I definitely agree that that blocking of USB ports is not the way to deal with potential security vulnerabilities. Not only are you taking away a mainstream form of data access from your company, but you’re allowing security threats to disable a potentially critical part of your work flow. If you shut down one system in hopes of staving the advance of a threat, that threat has already (like it or not) succeeded.

nelson chadwick January 3, 20111:10 am

Data theft seems to be a bigger problem than most SME managers realize. And though the idea of stealing confidential company information when you’re job’s in jeopardy is always a good joke tossed around in after hours conversation, I honestly didn’t figure it would be as high as 39%: even higher apparently if you’ve already been fired. It now looks as if companies (of any size) need to reevaluate their data management and access policies.

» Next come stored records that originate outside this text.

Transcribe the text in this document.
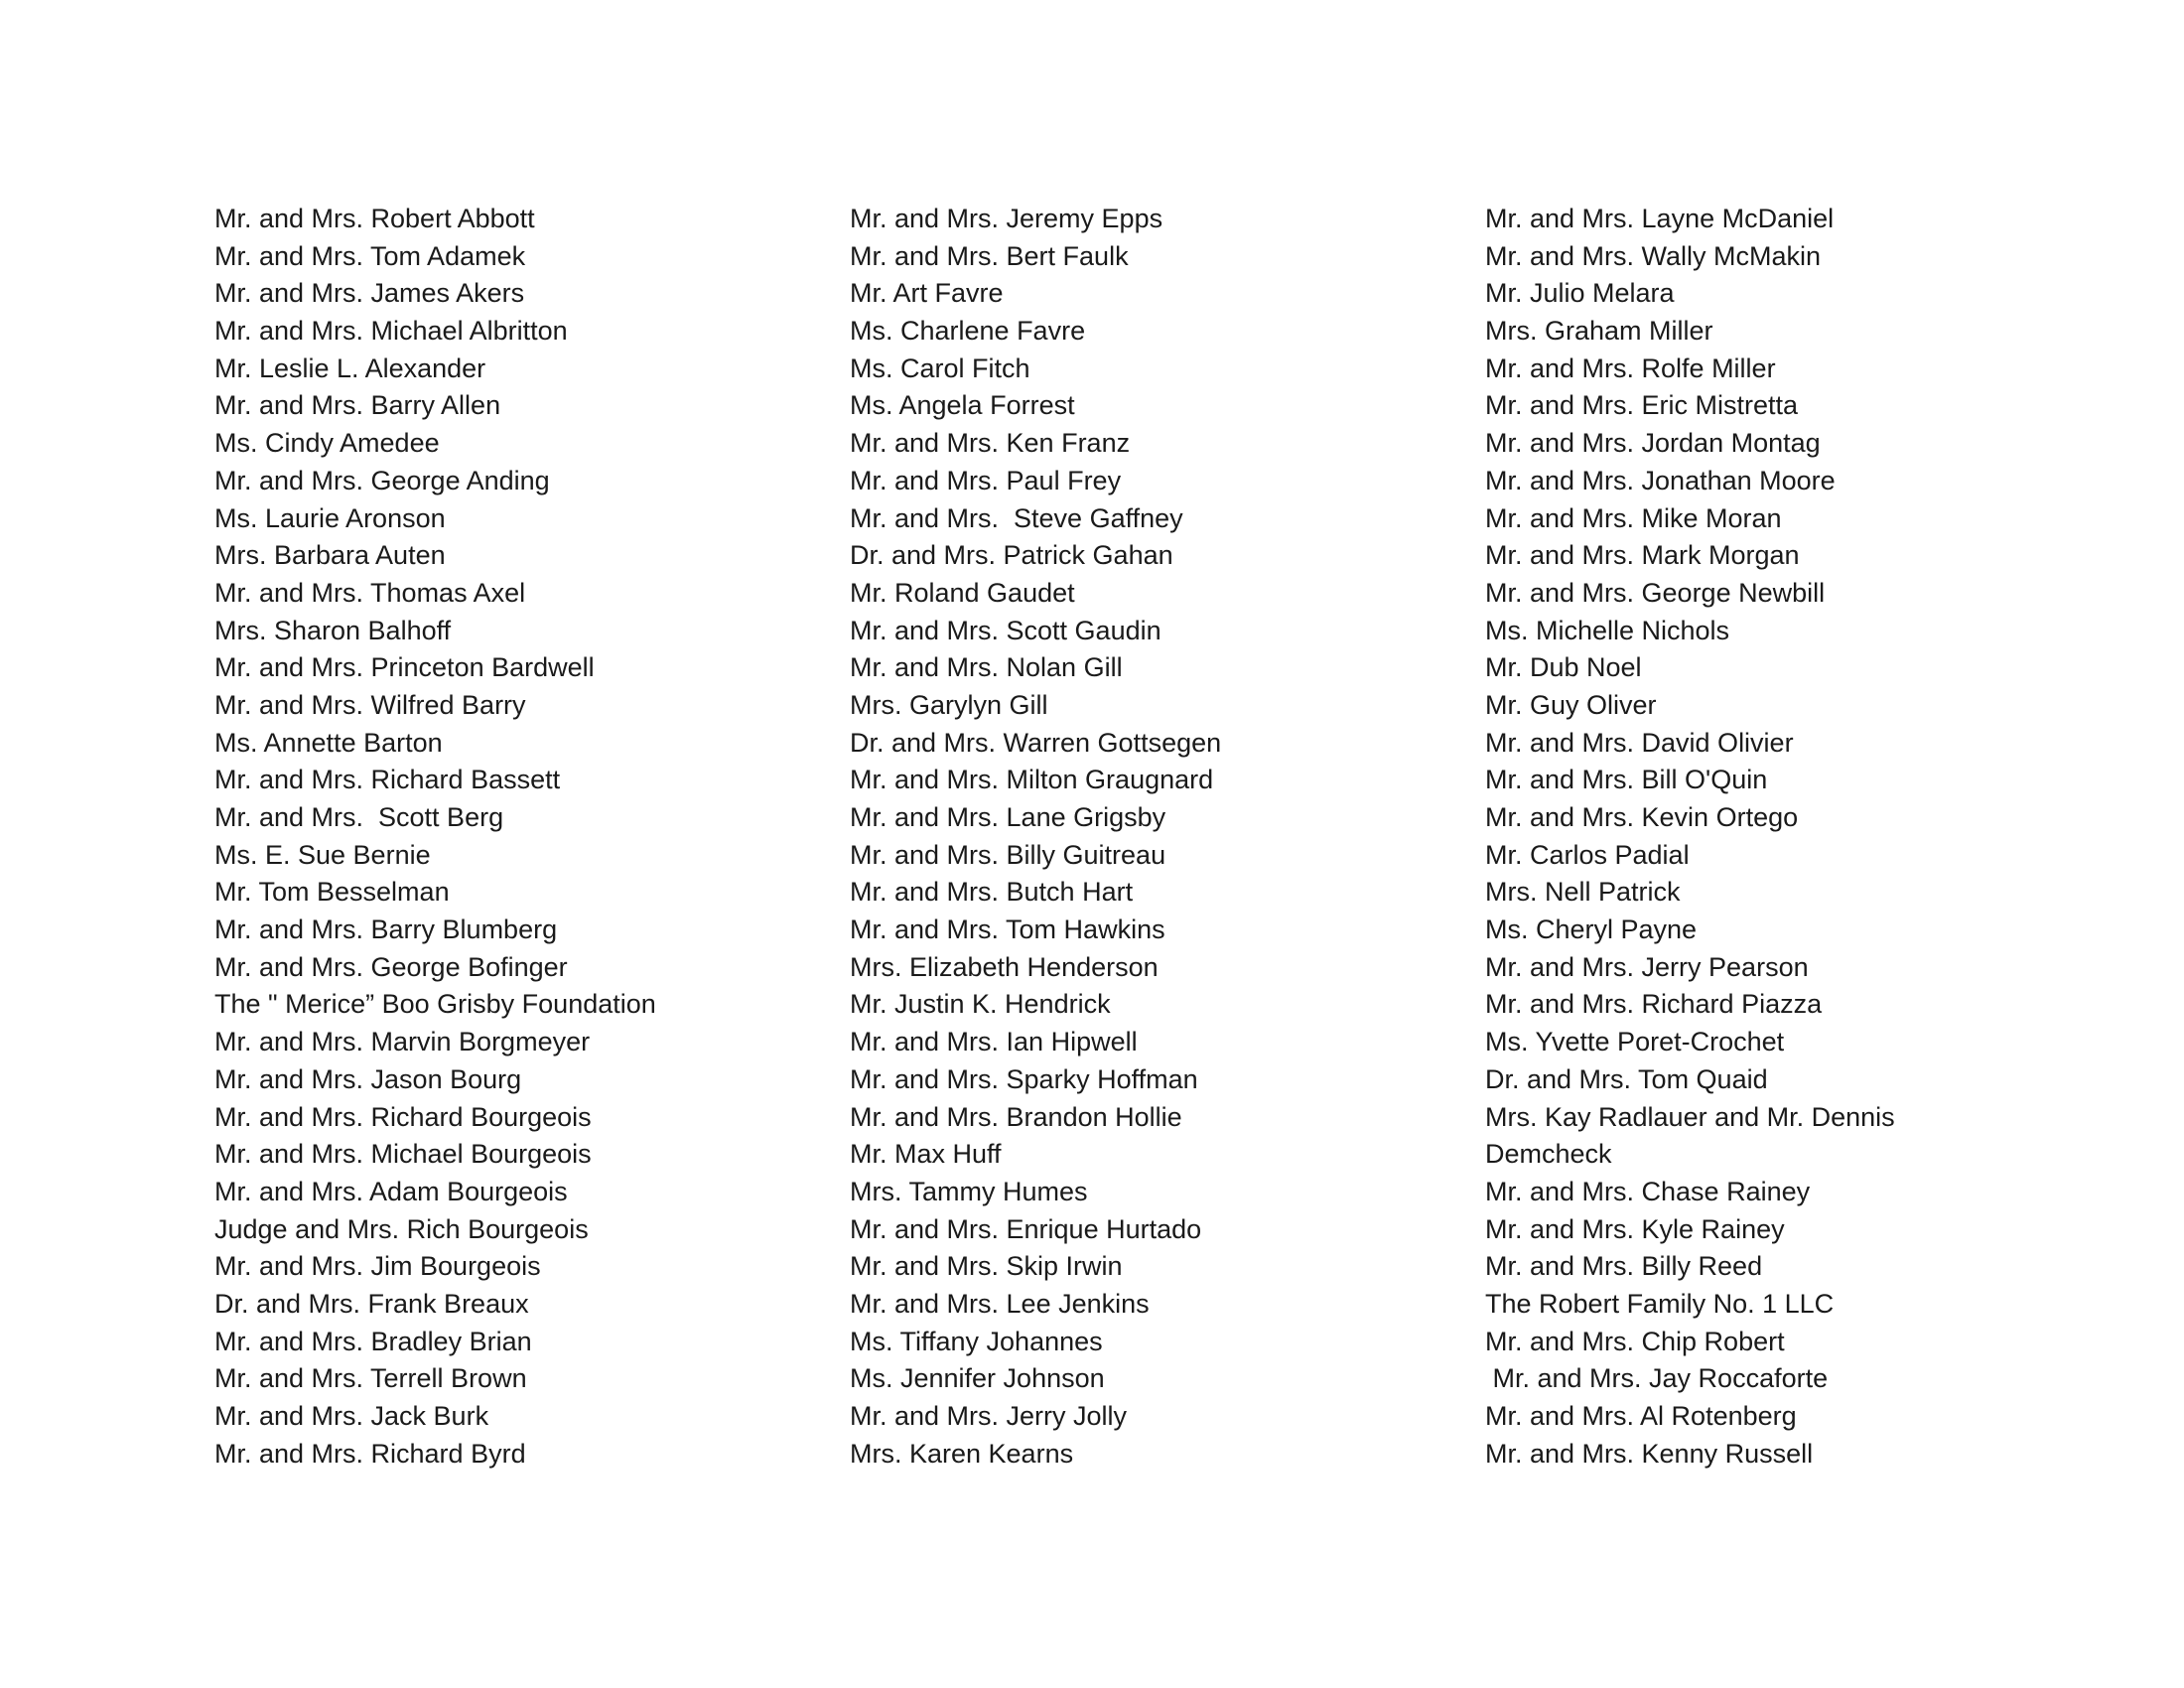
Mr. and Mrs. Robert Abbott
Mr. and Mrs. Tom Adamek
Mr. and Mrs. James Akers
Mr. and Mrs. Michael Albritton
Mr. Leslie L. Alexander
Mr. and Mrs. Barry Allen
Ms. Cindy Amedee
Mr. and Mrs. George Anding
Ms. Laurie Aronson
Mrs. Barbara Auten
Mr. and Mrs. Thomas Axel
Mrs. Sharon Balhoff
Mr. and Mrs. Princeton Bardwell
Mr. and Mrs. Wilfred Barry
Ms. Annette Barton
Mr. and Mrs. Richard Bassett
Mr. and Mrs.  Scott Berg
Ms. E. Sue Bernie
Mr. Tom Besselman
Mr. and Mrs. Barry Blumberg
Mr. and Mrs. George Bofinger
The " Merice” Boo Grisby Foundation
Mr. and Mrs. Marvin Borgmeyer
Mr. and Mrs. Jason Bourg
Mr. and Mrs. Richard Bourgeois
Mr. and Mrs. Michael Bourgeois
Mr. and Mrs. Adam Bourgeois
Judge and Mrs. Rich Bourgeois
Mr. and Mrs. Jim Bourgeois
Dr. and Mrs. Frank Breaux
Mr. and Mrs. Bradley Brian
Mr. and Mrs. Terrell Brown
Mr. and Mrs. Jack Burk
Mr. and Mrs. Richard Byrd
Mr. and Mrs. Jeremy Epps
Mr. and Mrs. Bert Faulk
Mr. Art Favre
Ms. Charlene Favre
Ms. Carol Fitch
Ms. Angela Forrest
Mr. and Mrs. Ken Franz
Mr. and Mrs. Paul Frey
Mr. and Mrs.  Steve Gaffney
Dr. and Mrs. Patrick Gahan
Mr. Roland Gaudet
Mr. and Mrs. Scott Gaudin
Mr. and Mrs. Nolan Gill
Mrs. Garylyn Gill
Dr. and Mrs. Warren Gottsegen
Mr. and Mrs. Milton Graugnard
Mr. and Mrs. Lane Grigsby
Mr. and Mrs. Billy Guitreau
Mr. and Mrs. Butch Hart
Mr. and Mrs. Tom Hawkins
Mrs. Elizabeth Henderson
Mr. Justin K. Hendrick
Mr. and Mrs. Ian Hipwell
Mr. and Mrs. Sparky Hoffman
Mr. and Mrs. Brandon Hollie
Mr. Max Huff
Mrs. Tammy Humes
Mr. and Mrs. Enrique Hurtado
Mr. and Mrs. Skip Irwin
Mr. and Mrs. Lee Jenkins
Ms. Tiffany Johannes
Ms. Jennifer Johnson
Mr. and Mrs. Jerry Jolly
Mrs. Karen Kearns
Mr. and Mrs. Layne McDaniel
Mr. and Mrs. Wally McMakin
Mr. Julio Melara
Mrs. Graham Miller
Mr. and Mrs. Rolfe Miller
Mr. and Mrs. Eric Mistretta
Mr. and Mrs. Jordan Montag
Mr. and Mrs. Jonathan Moore
Mr. and Mrs. Mike Moran
Mr. and Mrs. Mark Morgan
Mr. and Mrs. George Newbill
Ms. Michelle Nichols
Mr. Dub Noel
Mr. Guy Oliver
Mr. and Mrs. David Olivier
Mr. and Mrs. Bill O'Quin
Mr. and Mrs. Kevin Ortego
Mr. Carlos Padial
Mrs. Nell Patrick
Ms. Cheryl Payne
Mr. and Mrs. Jerry Pearson
Mr. and Mrs. Richard Piazza
Ms. Yvette Poret-Crochet
Dr. and Mrs. Tom Quaid
Mrs. Kay Radlauer and Mr. Dennis
Demcheck
Mr. and Mrs. Chase Rainey
Mr. and Mrs. Kyle Rainey
Mr. and Mrs. Billy Reed
The Robert Family No. 1 LLC
Mr. and Mrs. Chip Robert
Mr. and Mrs. Jay Roccaforte
Mr. and Mrs. Al Rotenberg
Mr. and Mrs. Kenny Russell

Benny January 3, 20111:21 am

Wouldn’t data theft also be a (probably even bigger) problem for larger businesses and not only SMEs? If there’s anything I learned from system’s management, the bigger more complicated the system, the more difficult it’ll be to secure, manage and monitor. With more vulnerabilities to account for, I’d expect a large company to easily fall prey to internal data theft. But the question is, since we hear so little about it, how do they get around it?